Thukten Zangpo 

Bhutan at present is not energy secure, said Lyonpo Loknath Sharma. Adding 200MW of wind energy in the next 2 to 3 years, he said, could help the country achieve energy security.

Lyonpo was responding to Bartsham-Shongphu MP Passang Dorji’s question at the National Assembly yesterday, who asked about the government’s plans and policies to achieve energy security.

Passang Dorji said that hydropower is the backbone of energy in the country but studies have found that the sector could face the risk of climate change in the future.

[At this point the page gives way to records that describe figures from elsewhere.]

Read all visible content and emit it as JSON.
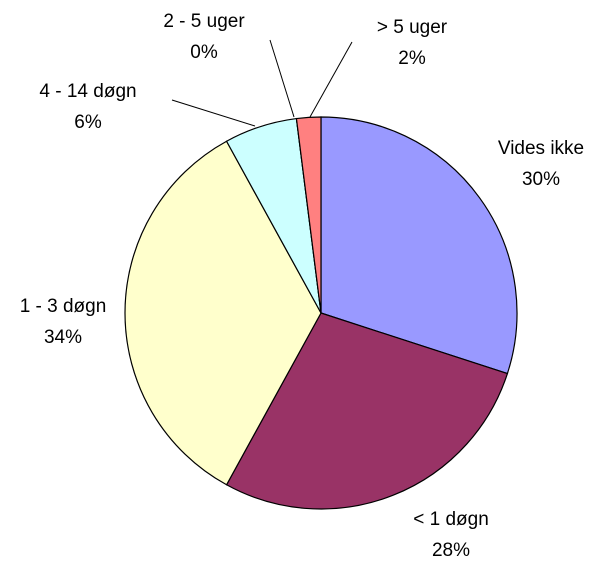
{
  "chart_data": {
    "type": "pie",
    "categories": [
      "Vides ikke",
      "< 1 døgn",
      "1 - 3 døgn",
      "4 - 14 døgn",
      "2 - 5 uger",
      "> 5 uger"
    ],
    "values": [
      30,
      28,
      34,
      6,
      0,
      2
    ],
    "value_labels": [
      "30%",
      "28%",
      "34%",
      "6%",
      "0%",
      "2%"
    ],
    "colors": [
      "#9999ff",
      "#993366",
      "#ffffcc",
      "#ccffff",
      "#ffffff",
      "#ff8080"
    ]
  }
}
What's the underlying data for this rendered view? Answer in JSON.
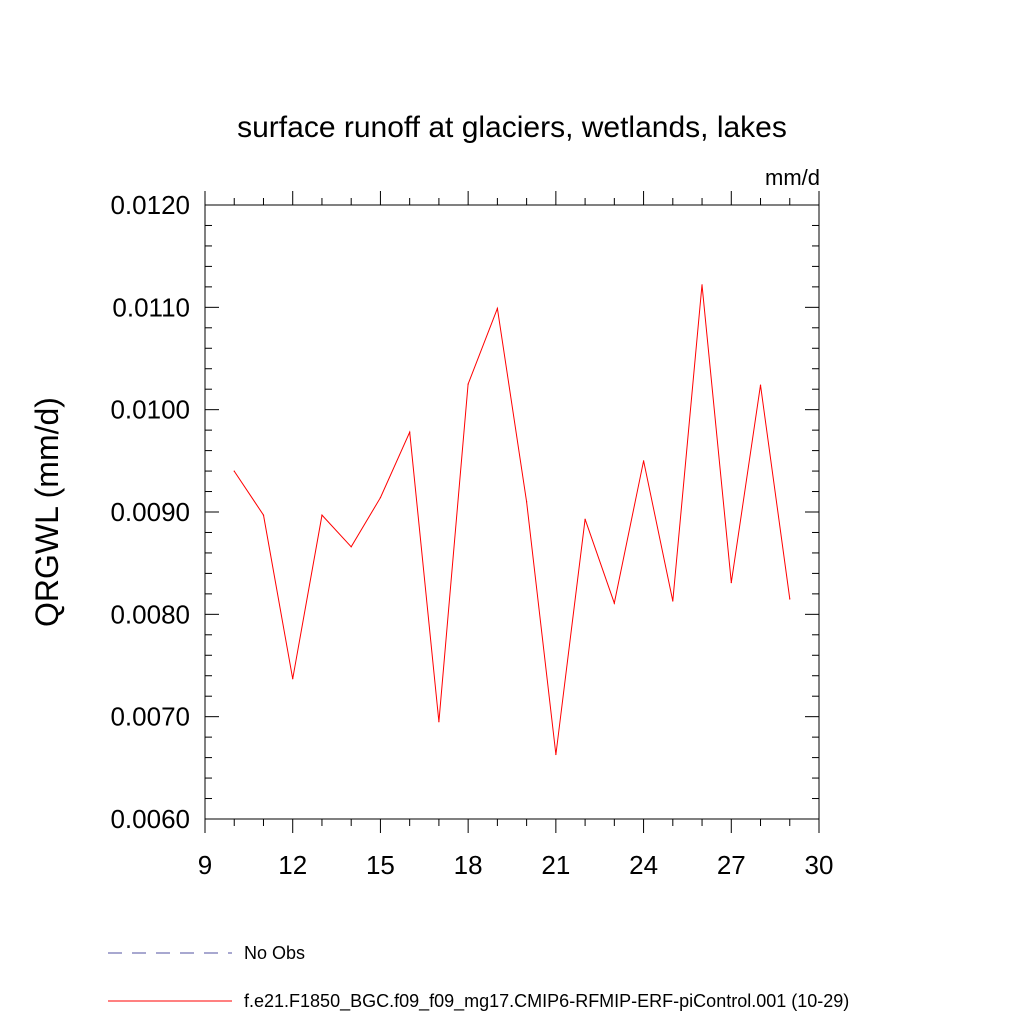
{
  "chart_data": {
    "type": "line",
    "title": "surface runoff at glaciers, wetlands, lakes",
    "units": "mm/d",
    "ylabel": "QRGWL  (mm/d)",
    "xlabel": "",
    "xlim": [
      9,
      30
    ],
    "ylim": [
      0.006,
      0.012
    ],
    "x_ticks": [
      "9",
      "12",
      "15",
      "18",
      "21",
      "24",
      "27",
      "30"
    ],
    "y_ticks": [
      "0.0060",
      "0.0070",
      "0.0080",
      "0.0090",
      "0.0100",
      "0.0110",
      "0.0120"
    ],
    "grid": false,
    "series": [
      {
        "name": "f.e21.F1850_BGC.f09_f09_mg17.CMIP6-RFMIP-ERF-piControl.001 (10-29)",
        "color": "#ff0000",
        "x": [
          10,
          11,
          12,
          13,
          14,
          15,
          16,
          17,
          18,
          19,
          20,
          21,
          22,
          23,
          24,
          25,
          26,
          27,
          28,
          29
        ],
        "y": [
          0.0094,
          0.00897,
          0.00737,
          0.00897,
          0.00866,
          0.00914,
          0.00978,
          0.00695,
          0.01025,
          0.01099,
          0.0091,
          0.00663,
          0.00893,
          0.00811,
          0.0095,
          0.00813,
          0.01122,
          0.00831,
          0.01024,
          0.00815
        ]
      }
    ],
    "legend": [
      {
        "label": "No Obs",
        "color": "#5050a0",
        "style": "dashed"
      },
      {
        "label": "f.e21.F1850_BGC.f09_f09_mg17.CMIP6-RFMIP-ERF-piControl.001 (10-29)",
        "color": "#ff0000",
        "style": "solid"
      }
    ],
    "legend_position": "bottom-left"
  }
}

He added that the country exports about Nu 11.5 billion (B) worth of electricity yearly to India, but it is offset by the import during winter season, while the country also imports petrol and diesel from India worth Nu 9B annually.

Passang Dorji also said that although the country has the potential to generate 22,000 megawatts (MW) of solar energy and 760MW of wind energy, only 9MW has been realised till now.

The country has a generation capacity of 2,326MW of electricity from hydropower in summer, which decreases to 411MW in winter, Lyonpo Loknath Sharma said.

He said that the country’s demand was 500MW last winter, and Bhutan imported 200MW of electricity to meet increasing demand from the manufacturing and production sectors, which coincided with the shutdown of Tala hydropower project.

“By 2030, we would require 1,500MW of energy,” he said, adding that the government had discussed with the Druk Holding and Investments to install 200MW of solar energy in the next two to three years which would be followed by other alternative sources.

Lyonpo said that the country has achieved 99 percent of energy security technically. However, the situation is changing in practical terms.

He said the electricity generation target was 10,000MW by 2020 but there are many inconveniences to sort out.

Lyonpo said that globally there is a growth of other energy sources like solar, wind, thermal, hydrogen, and nuclear. To meet energy security, he added that the government has come up with the Sustainable Hydropower Policy 2021 and is also coming up with an alternative energy policy.

Lyonpo said that the government is in discussion with experts to come up with green hydrogen-powered energy. “Investment in green hydrogen is huge.”

He said that the solar panels are being installed in rural villages and there is a shift in the use of energy-efficient electrical appliances and a move towards embracing electric vehicles in the country.

Bhutan, he said, also has to look for alternatives to shift from run-off-river hydro projects to reservoir projects.